Wie Acosta das ganze KTM-Projekt voranbringt
„Dieser junge Mann namens Pedro Acosta, der als 19-Jähriger aus der Moto2-Klasse kam und der aussieht ein Küken, das gerade aus dem Ei geschlüpft ist, dieser junge Mann hat es geschafft, uns die Freude zurückzugeben“, schwärmt Poncharal. „Es macht einfach unglaublich Spaß und ich empfinde großen Stolz. Seit er auf diesem Motorrad sitzt, sagt er immer wieder, dass es ein fantastisches Motorrad ist und er keine Schwächen an diesem Motorrad erkennen kann.“

„Und seitdem“, so der Tech3-Teamchef weiter, „haben wir keine Angst, es mit den anderen Herstellern, ganz gleich welche es sind, aufzunehmen. Die Motivation ist einfach riesig, und zwar nicht nur im Tech3-Team, wo wir ungefähr 50 bis 60 Leute sind, sondern in der gesamten Pierer Mobility Group. Dieser junge Mann hat es geschafft, das Leben all dieser Leute zu verändern“.

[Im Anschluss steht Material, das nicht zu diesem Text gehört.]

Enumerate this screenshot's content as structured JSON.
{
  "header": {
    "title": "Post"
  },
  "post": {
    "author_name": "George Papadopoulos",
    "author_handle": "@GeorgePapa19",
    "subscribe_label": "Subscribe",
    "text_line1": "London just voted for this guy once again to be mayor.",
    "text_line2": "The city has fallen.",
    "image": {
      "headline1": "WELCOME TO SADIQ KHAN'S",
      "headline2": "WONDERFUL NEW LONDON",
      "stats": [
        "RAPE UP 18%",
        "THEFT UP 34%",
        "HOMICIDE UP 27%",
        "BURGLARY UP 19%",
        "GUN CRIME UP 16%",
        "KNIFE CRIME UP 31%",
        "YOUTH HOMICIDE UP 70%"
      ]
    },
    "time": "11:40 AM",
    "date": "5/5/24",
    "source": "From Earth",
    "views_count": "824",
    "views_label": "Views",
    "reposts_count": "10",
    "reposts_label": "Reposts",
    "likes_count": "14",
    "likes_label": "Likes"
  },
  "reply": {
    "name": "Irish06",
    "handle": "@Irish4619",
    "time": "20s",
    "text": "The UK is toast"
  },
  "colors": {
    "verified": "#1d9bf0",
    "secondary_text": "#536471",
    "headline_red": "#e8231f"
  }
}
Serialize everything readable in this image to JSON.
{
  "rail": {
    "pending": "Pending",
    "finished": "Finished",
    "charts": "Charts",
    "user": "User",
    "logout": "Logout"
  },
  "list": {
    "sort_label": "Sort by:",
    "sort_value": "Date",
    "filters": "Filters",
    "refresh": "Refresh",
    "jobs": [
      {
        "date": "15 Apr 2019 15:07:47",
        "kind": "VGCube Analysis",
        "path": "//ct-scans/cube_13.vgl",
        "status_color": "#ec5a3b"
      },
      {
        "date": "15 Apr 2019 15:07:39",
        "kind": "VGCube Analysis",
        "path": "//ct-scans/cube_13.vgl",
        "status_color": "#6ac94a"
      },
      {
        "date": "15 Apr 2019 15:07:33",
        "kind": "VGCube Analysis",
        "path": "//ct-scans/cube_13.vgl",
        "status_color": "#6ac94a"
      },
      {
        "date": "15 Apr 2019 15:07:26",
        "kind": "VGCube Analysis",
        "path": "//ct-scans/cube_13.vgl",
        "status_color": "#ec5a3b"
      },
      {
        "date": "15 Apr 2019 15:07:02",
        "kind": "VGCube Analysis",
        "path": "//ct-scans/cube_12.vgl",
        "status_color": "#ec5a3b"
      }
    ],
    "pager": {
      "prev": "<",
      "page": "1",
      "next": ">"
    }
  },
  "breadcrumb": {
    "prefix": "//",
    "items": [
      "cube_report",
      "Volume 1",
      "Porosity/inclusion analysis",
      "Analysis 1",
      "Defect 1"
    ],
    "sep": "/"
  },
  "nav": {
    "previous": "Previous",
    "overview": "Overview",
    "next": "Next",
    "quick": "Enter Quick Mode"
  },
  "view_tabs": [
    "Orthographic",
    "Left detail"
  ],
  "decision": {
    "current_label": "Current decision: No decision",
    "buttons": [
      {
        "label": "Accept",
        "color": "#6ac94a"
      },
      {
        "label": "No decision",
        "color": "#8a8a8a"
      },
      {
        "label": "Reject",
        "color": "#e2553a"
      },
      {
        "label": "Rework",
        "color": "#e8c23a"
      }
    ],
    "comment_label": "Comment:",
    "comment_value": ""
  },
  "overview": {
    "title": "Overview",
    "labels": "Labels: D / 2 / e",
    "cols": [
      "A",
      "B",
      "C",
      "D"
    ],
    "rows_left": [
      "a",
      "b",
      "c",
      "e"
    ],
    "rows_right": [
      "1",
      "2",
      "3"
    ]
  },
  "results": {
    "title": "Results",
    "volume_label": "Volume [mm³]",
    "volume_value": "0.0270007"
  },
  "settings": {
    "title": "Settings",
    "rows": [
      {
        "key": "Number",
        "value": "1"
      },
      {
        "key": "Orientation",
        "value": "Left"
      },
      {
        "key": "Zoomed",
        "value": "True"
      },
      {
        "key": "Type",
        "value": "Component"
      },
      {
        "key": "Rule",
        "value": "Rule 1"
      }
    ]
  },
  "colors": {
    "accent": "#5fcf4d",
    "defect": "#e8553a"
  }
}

Manchmal muss sich Poncharal selber kneifen, um zu glauben, was Acosta auf der RC16 leistet. „Es ist einerseits fast schon witzig. Vor allem aber ist es magisch“, schwärmt der 67-Jährige, für den das Fahrerlager der Motorrad-WM seit fast fünf Jahrzehnten das berufliche Zuhause ist. „Man kann es sich einfach nicht erklären. Du kannst noch so viele Ressourcen, noch so viel Geld haben. Du kannst die besten Ingenieure im Team haben. Aber wenn du den richtigen Fahrer nicht hast, dann bist du verloren“, weiß er.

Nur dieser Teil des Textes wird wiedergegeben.